The City of Knoxville and Knox County have created a Ten-Year Plan to End Chronic Homelessness and are now working to end chronic homelessness in the area. This is part of a national effort, which you can learn much more about right here.
These are the main strategies in our community’s ten-year plan:
1. Move people into housing first.
Housing first means that permanent housing is the first and most important issue to address in order to end chronic homelessness. That’s because if a chronically homeless person can quickly get into stable, appropriate, permanent housing, then the issues of mental illness, chemical addictions, education, and employment become much more manageable, and much less costly to our community.
2. Stop discharging to the streets from foster care, jails, and mental health hospitals.
Our ten-year plan recommends that we develop a good strategy for discharging at-risk people from institutions to permanent housing. A sound, efficient system of referral to permanent housing will stop at-risk people from becoming homeless. It is humane, and it’s also good fiscal policy.
3. Increase coordination and effectiveness of service.
The ten-year plan especially seeks to enhance coordination of social service case management, outreach and engagement; to establish a single point of entry to the service, shelter and housing system for homeless people; and to specify designated functions for shelters, housing and service agencies to cut down on duplication of efforts.
4. Increase economic opportunities.
We want to maximize income and economic stability for every client so that we can realize each person’s potential to offset the costs of their supportive services and housing. Our ten-year plan recommends that homeless people participate in a comprehensive assessment of eligibility for available benefit programs, and of education and current employability, in order to determine further training needs.
5. Implement new data collection methods.
Our ten-year plan calls for the Homeless Management Information System (HMIS) to be used by housing and service providers, hospitals, correctional facilities, and other agencies working to end homelessness in Knoxville and Knox County. Full implementation of HMIS will provide a single point of entry for homeless people, will better-coordinate services, reduce redundancy, track results and lower costs.
6. Develop permanent solutions.
Instead of simply managing people’s homelessness, we are working to implement strategies that will prevent or at least end their homelessness quickly. We must develop alternatives to incarceration or hospitalization for people arrested for public intoxication, a high percentage of whom are homeless. We seek to break their cycle through jail or the emergency room, back to a shelter, and back again, by putting systems in place that will help them connect with case management and permanent housing opportunities.
7. Strengthen partnerships with faith-based organizations (FBOs).

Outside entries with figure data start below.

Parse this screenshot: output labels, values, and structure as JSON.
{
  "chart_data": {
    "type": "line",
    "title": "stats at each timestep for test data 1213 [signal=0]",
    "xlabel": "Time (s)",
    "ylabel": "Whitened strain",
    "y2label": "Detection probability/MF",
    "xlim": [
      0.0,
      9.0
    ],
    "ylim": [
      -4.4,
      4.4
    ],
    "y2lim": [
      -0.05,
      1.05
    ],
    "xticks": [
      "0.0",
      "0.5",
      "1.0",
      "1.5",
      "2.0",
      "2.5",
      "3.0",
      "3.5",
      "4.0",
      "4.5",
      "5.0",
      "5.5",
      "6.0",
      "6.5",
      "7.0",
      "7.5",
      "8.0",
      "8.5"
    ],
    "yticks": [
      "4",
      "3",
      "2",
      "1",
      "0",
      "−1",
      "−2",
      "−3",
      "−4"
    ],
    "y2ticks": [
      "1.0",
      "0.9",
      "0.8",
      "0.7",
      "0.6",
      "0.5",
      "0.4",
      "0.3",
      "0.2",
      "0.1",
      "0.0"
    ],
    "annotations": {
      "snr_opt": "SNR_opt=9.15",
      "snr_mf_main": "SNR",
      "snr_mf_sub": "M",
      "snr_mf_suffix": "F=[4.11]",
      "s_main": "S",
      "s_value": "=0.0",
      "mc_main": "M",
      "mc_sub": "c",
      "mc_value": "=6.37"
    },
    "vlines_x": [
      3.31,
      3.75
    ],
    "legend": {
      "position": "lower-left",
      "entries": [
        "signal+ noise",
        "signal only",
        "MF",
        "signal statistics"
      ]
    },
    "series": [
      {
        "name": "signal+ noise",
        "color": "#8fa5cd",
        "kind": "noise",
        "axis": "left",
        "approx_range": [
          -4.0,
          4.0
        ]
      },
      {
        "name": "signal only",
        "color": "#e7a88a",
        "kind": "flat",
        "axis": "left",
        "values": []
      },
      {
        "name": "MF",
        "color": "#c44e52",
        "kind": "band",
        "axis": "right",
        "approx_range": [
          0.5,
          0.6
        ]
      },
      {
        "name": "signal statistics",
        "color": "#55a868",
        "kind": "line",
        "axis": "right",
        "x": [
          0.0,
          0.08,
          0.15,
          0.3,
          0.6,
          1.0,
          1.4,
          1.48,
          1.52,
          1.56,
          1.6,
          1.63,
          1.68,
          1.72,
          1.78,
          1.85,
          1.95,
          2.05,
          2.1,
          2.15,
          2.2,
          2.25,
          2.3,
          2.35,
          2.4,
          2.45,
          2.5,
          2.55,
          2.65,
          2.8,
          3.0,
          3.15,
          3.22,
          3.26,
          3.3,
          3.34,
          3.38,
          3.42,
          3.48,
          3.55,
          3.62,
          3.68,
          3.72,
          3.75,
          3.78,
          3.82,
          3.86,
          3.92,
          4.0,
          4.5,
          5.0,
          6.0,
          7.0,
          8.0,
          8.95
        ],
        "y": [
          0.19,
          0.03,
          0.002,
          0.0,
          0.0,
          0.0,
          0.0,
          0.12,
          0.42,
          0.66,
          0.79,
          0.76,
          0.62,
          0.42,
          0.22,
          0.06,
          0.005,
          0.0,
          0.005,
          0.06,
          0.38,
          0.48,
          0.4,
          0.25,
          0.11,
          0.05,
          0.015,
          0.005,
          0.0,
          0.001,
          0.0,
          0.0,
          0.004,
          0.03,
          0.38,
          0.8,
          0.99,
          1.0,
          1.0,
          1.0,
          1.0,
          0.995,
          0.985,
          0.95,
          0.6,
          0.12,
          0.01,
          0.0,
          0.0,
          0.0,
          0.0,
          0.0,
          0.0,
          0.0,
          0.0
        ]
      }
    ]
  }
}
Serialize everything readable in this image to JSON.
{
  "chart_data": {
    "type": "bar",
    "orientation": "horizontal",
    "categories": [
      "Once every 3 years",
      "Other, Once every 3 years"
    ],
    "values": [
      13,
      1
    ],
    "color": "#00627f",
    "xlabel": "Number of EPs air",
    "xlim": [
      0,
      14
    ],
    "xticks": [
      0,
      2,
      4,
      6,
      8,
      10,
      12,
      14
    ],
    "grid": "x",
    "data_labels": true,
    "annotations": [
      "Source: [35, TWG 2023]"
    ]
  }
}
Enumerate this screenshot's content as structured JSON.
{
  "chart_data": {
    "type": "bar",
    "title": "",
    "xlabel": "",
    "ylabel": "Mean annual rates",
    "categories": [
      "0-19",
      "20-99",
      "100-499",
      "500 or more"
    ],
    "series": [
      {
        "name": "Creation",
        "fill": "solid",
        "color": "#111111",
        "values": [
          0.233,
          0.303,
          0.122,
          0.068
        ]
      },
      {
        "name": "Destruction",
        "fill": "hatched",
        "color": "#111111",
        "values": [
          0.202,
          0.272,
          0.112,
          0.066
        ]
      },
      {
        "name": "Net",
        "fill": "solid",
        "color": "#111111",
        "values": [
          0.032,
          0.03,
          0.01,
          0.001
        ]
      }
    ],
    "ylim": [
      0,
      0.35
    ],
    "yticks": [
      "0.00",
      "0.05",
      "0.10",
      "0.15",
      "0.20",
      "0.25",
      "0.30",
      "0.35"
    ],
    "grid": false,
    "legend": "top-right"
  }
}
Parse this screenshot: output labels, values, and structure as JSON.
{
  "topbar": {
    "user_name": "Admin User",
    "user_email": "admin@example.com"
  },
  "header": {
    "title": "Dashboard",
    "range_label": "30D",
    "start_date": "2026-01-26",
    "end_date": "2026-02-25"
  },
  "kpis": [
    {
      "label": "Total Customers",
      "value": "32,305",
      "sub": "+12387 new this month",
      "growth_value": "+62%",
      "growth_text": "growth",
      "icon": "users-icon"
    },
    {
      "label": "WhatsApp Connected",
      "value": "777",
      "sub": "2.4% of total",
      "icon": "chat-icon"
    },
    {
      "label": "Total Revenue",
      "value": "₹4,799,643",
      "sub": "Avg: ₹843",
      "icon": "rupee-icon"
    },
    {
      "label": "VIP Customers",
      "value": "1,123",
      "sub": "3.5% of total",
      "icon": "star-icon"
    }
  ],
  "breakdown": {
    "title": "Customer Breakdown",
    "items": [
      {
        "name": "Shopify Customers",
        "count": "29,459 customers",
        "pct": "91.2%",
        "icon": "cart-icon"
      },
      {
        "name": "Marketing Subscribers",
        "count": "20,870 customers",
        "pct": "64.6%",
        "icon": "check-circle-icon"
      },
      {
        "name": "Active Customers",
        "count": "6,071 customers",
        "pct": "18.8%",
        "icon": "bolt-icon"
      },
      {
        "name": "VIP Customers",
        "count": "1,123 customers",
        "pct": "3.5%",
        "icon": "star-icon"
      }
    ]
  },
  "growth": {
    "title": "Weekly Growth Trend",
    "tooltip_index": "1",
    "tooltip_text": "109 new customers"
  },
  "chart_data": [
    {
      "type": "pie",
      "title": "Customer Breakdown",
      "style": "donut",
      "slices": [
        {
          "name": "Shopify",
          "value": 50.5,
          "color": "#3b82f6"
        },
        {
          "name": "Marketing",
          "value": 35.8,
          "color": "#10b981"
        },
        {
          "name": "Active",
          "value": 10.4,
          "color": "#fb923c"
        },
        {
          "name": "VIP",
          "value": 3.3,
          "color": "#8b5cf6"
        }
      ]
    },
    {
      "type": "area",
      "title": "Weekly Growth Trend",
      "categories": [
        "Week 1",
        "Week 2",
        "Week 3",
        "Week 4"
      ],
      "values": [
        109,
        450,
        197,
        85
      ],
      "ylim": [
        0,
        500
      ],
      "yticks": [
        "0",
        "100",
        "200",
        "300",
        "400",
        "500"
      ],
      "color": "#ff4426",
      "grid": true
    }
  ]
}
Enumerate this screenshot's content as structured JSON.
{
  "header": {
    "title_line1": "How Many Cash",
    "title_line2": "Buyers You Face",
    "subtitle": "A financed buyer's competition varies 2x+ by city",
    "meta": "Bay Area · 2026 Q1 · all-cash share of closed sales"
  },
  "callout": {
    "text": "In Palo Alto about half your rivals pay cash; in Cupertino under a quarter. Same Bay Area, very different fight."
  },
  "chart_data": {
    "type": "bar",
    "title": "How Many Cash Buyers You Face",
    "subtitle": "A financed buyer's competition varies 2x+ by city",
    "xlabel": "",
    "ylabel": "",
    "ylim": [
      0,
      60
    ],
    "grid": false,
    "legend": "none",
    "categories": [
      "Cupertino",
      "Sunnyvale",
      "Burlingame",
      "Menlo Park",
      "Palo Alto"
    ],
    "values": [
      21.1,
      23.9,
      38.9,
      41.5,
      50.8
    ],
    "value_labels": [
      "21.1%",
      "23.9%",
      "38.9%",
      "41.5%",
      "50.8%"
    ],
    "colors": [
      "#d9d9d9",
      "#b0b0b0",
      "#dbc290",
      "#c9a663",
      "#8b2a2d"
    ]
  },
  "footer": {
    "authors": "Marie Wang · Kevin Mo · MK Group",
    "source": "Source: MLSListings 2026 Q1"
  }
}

It is important that we coordinate the efforts of FBOs throughout the community and help them to utilize their resources more effectively. Local congregations and FBOs will be a critical resource for the success of this plan. We will implement a comprehensive educational campaign specifically to help congregations wrap their arms around homeless and formerly homeless people. Improved communication between FBOs is also essential.
8. Recognize homelessness as a community challenge.
We need to address public awareness so that we can gain everyone’s active participation in ending chronic homelessness: every member of our community has a role to play. Good communication is essential, and members of the general public need good and timely information on the plan’s progress and on how their interactions with the homeless can reinforce our community’s efforts to end chronic homelessness.
9. Prevent homelessness.
Housing first, stopping discharges to the street, and coordinated case management will have a strong preventive effect on chronic homelessness. Our prevention strategy encompasses many actions that prevent individuals and families from losing their housing.